The main positive was that Kevin Walsh's side kept battling right to the finish line and they genuinely had Tyrone on the rack for the last 10 minutes after Damien Comer kick-started the revival with a well-taken goal. Galway had kicked 13 or 14 wides during the game too, and if they had been a bit more efficient in front of goal, they could have sneaked a draw at the finish.
Considering Galway were down to 14 men for almost 30 minutes of the second half following influential midfielder Paul Conroy's dismissal with a second card, the team deserve credit for fighting back and making a real contest in the final quarter.
As well as Comer's goal, points from substitutes Peter Cooke and Shane Walsh, who both made positive impacts, and a tremendous effort from the lively Eamon Brannigan, kept the game alive until the final whistle.
Another positive is players such as Thomas Dolan, David Wynne, Declan Kyne, Eoghan Kerin, Johnny Heaney, and youngsters such as Brannigan and Cooke, enjoyed more exposure to National League football and the experience of playing a quality team such as Tyrone - everyone's favourites to be back in division one next season.
Despite the close margin at the finish and Galway's progress to date, it is reasonable to say that when Tyrone ran at Galway in the first half they had the home side in a lot of difficulty, as evidenced by how the Red Hand men almost walked the ball into the net for their goal.
All-Ireland semi-finalists last year, Tyrone are experienced and well-coached, and they have real pace and stamina at half-back and half-forward, and Mattie Donnelly is a really fine player. Hence they were able to transfer from defence to attack, or vice-versa at lightning speed.
A few of us counted their transition from one to the other, and they were able to do so in under eight seconds and have men either sweeping forward in numbers in support of their full-forward line or back to their full-back line.
The top teams such as Dublin (James McCarthy, Philly McMahon, Jack McCaffrey, Paul Flynn ) and Donegal (Ryan McHugh is a case in point ) and Mayo (Lee Keegan, Diarmuid O'Connor ) have some players who can really drive at the opposition and support the play with blistering pace.
Galway will need to work harder at that because on too many occasions their full-forward line of Damien Comer and Adrian Varley had no support coming from out the field to take a layoff when in possession and slip the ball over the bar, or better still create an overlap for a goal.
That said, if players such as Shane Walsh, who has wicked speed, can get back to full fitness for 70 minutes of hard football, he would provide an option as a link man between half-backs, midfield and the inside line. Liam Silke too needs to become more involved, offering consistent and penetrating support from the half-back line.
I was in McHale Park on Saturday evening and Dublin wing-back James McCarthy gave an exhibition of how to support play from deep and was an example of perpetual motion.

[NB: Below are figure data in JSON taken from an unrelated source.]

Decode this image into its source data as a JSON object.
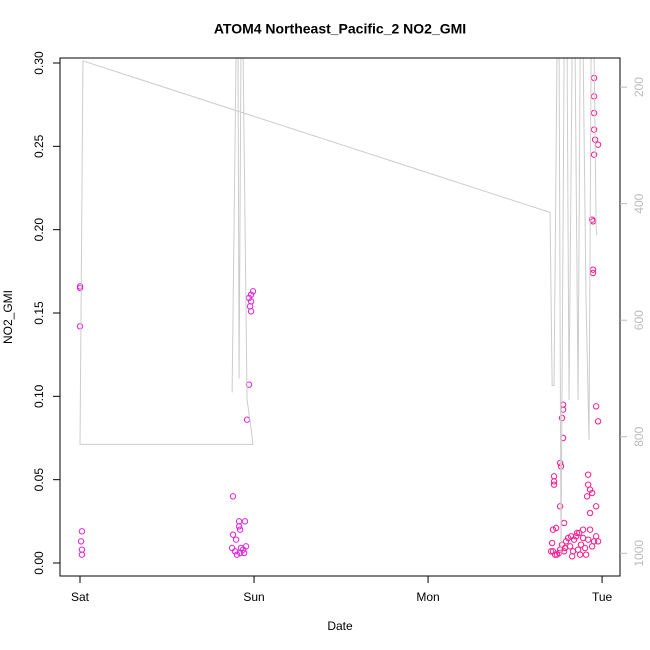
{
  "chart_data": {
    "type": "scatter",
    "title": "ATOM4 Northeast_Pacific_2 NO2_GMI",
    "xlabel": "Date",
    "ylabel": "NO2_GMI",
    "xlim": [
      -0.115,
      3.103
    ],
    "xticks": [
      {
        "value": 0,
        "label": "Sat"
      },
      {
        "value": 1,
        "label": "Sun"
      },
      {
        "value": 2,
        "label": "Mon"
      },
      {
        "value": 3,
        "label": "Tue"
      }
    ],
    "ylim": [
      -0.0078,
      0.303
    ],
    "yticks": [
      {
        "value": 0,
        "label": "0.00"
      },
      {
        "value": 0.05,
        "label": "0.05"
      },
      {
        "value": 0.1,
        "label": "0.10"
      },
      {
        "value": 0.15,
        "label": "0.15"
      },
      {
        "value": 0.2,
        "label": "0.20"
      },
      {
        "value": 0.25,
        "label": "0.25"
      },
      {
        "value": 0.3,
        "label": "0.30"
      }
    ],
    "y2lim": [
      1039,
      150
    ],
    "y2ticks": [
      200,
      400,
      600,
      800,
      1000
    ],
    "y2color": "#bbbbbb",
    "series": [
      {
        "color": "#e020e0",
        "x": [
          0,
          0,
          0,
          0.011,
          0.006,
          0.011,
          0.011,
          0.879,
          0.914,
          0.914,
          0.92,
          0.948,
          0.879,
          0.897,
          0.874,
          0.891,
          0.92,
          0.937,
          0.902,
          0.943,
          0.954,
          0.925,
          0.983,
          0.994,
          0.971,
          0.983,
          0.977,
          0.983,
          0.971,
          0.96
        ],
        "values": [
          0.166,
          0.165,
          0.142,
          0.019,
          0.013,
          0.008,
          0.005,
          0.04,
          0.025,
          0.022,
          0.02,
          0.025,
          0.017,
          0.014,
          0.009,
          0.007,
          0.006,
          0.008,
          0.005,
          0.006,
          0.01,
          0.009,
          0.161,
          0.163,
          0.159,
          0.157,
          0.154,
          0.151,
          0.107,
          0.086
        ]
      },
      {
        "color": "#ff1a8c",
        "x": [
          2.954,
          2.954,
          2.954,
          2.954,
          2.96,
          2.977,
          2.954,
          2.943,
          2.948,
          2.948,
          2.948,
          2.966,
          2.977,
          2.776,
          2.776,
          2.77,
          2.776,
          2.759,
          2.764,
          2.724,
          2.724,
          2.724,
          2.92,
          2.92,
          2.931,
          2.943,
          2.914,
          2.759,
          2.966,
          2.931,
          2.736,
          2.718,
          2.782,
          2.713,
          2.707,
          2.718,
          2.73,
          2.741,
          2.753,
          2.759,
          2.77,
          2.782,
          2.793,
          2.805,
          2.816,
          2.828,
          2.839,
          2.851,
          2.862,
          2.868,
          2.879,
          2.891,
          2.902,
          2.908,
          2.92,
          2.931,
          2.943,
          2.954,
          2.966,
          2.977,
          2.891,
          2.856,
          2.822,
          2.787,
          2.833,
          2.874
        ],
        "values": [
          0.291,
          0.28,
          0.27,
          0.26,
          0.254,
          0.251,
          0.245,
          0.206,
          0.205,
          0.176,
          0.174,
          0.094,
          0.085,
          0.095,
          0.092,
          0.087,
          0.075,
          0.06,
          0.058,
          0.052,
          0.049,
          0.047,
          0.053,
          0.047,
          0.044,
          0.042,
          0.04,
          0.034,
          0.034,
          0.03,
          0.021,
          0.02,
          0.024,
          0.012,
          0.007,
          0.007,
          0.005,
          0.005,
          0.006,
          0.008,
          0.011,
          0.007,
          0.013,
          0.015,
          0.01,
          0.004,
          0.014,
          0.016,
          0.008,
          0.018,
          0.011,
          0.015,
          0.009,
          0.005,
          0.014,
          0.02,
          0.01,
          0.013,
          0.016,
          0.013,
          0.02,
          0.018,
          0.016,
          0.009,
          0.007,
          0.005
        ]
      },
      {
        "color": "#cccccc",
        "axis": "y2",
        "x": [
          0.874,
          0.897,
          0.908,
          0.914,
          0.925,
          0.937,
          0.96,
          0.977,
          0.994,
          0,
          0.017,
          2.701,
          2.713,
          2.724,
          2.741,
          2.753,
          2.764,
          2.782,
          2.799,
          2.81,
          2.828,
          2.845,
          2.862,
          2.874,
          2.891,
          2.908,
          2.925,
          2.937,
          2.954,
          2.966,
          2.971
        ],
        "values": [
          724,
          140,
          140,
          700,
          140,
          140,
          737,
          772,
          813,
          813,
          155,
          415,
          712,
          712,
          140,
          140,
          1003,
          140,
          140,
          737,
          140,
          140,
          737,
          140,
          140,
          566,
          806,
          140,
          140,
          445,
          454
        ]
      }
    ]
  }
}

Galway players need to constantly "give and go" - as opposed to just giving, and not supporting the ball.
Despite the loss, Kevin Walsh was rightly upbeat about the display.

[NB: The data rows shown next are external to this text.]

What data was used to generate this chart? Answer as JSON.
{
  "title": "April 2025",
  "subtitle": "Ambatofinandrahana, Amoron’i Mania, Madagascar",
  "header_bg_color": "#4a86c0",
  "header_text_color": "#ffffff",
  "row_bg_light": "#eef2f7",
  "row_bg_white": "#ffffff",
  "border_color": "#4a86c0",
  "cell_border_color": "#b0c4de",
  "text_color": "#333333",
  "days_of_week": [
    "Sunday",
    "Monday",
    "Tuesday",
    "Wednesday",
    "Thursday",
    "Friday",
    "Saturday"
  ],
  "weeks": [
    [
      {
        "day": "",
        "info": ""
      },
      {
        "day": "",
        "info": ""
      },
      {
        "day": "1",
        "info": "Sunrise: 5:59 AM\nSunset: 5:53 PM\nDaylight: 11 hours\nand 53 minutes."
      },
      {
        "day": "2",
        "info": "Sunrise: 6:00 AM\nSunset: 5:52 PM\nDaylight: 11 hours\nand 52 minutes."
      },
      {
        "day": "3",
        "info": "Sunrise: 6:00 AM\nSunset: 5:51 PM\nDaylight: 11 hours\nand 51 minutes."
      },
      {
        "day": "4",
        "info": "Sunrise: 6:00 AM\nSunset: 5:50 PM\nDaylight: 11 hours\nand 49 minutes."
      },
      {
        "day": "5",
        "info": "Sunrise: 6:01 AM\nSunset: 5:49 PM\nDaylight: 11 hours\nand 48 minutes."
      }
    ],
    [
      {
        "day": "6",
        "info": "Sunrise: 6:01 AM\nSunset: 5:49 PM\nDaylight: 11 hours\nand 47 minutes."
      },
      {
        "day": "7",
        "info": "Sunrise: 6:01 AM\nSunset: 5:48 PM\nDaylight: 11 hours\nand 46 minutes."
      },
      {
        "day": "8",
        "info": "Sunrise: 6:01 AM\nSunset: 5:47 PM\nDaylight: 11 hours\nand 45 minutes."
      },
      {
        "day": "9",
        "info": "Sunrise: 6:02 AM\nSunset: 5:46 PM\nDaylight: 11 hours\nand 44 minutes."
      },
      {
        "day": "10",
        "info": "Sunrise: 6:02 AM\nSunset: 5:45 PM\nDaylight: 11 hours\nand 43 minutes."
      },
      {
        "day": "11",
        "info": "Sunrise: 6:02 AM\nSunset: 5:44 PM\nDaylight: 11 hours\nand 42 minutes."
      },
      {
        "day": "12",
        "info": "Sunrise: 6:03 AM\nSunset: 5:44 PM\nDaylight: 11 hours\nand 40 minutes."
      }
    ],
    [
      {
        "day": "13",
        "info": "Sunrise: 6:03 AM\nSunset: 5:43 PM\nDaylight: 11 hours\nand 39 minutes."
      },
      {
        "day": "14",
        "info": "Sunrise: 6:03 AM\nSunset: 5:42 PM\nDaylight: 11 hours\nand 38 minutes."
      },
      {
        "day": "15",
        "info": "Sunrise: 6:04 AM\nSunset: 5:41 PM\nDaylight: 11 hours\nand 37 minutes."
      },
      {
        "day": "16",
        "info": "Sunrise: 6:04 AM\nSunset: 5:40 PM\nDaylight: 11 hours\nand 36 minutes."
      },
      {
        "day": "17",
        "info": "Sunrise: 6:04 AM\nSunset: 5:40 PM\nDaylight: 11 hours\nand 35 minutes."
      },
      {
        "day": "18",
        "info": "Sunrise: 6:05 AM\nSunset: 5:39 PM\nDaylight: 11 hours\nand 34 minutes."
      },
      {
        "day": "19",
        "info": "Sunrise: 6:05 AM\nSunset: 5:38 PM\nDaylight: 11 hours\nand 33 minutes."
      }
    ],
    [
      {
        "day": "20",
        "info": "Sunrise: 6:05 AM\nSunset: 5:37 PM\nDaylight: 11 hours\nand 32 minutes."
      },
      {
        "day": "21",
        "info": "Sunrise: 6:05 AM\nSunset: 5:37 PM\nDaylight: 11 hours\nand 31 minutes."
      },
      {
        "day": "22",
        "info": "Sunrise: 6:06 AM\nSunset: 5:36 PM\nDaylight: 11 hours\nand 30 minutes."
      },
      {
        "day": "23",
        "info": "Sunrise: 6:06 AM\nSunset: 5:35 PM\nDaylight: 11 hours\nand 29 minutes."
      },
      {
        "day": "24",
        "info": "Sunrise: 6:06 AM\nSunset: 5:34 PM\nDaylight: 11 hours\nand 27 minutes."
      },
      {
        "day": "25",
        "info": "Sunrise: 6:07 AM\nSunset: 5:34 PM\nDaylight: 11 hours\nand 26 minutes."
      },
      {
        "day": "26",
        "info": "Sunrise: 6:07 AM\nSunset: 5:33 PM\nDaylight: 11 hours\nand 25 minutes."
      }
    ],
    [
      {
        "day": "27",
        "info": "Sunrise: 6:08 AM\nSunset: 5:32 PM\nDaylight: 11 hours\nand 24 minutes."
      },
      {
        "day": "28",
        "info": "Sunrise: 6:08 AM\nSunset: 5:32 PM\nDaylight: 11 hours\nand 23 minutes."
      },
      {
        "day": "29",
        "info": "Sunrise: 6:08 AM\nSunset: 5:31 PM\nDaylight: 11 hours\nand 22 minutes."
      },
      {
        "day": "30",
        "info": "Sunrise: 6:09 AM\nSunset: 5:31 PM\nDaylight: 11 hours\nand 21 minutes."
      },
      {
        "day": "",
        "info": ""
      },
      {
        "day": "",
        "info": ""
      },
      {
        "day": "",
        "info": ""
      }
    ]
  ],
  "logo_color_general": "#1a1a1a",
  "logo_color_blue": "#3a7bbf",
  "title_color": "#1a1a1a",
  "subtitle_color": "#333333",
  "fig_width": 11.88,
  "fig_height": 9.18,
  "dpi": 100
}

"We had a fair few wides that were scorable and also a few frees that were scorable. To be honest, we were disappointed we didn’t get a point out of the game in the end.
“There are things we have to improve on, but they are a new group of lads together and they worked really hard for the last 25 minutes in particular and we were pleased with that. They have a great attitude and that is a great starting point.”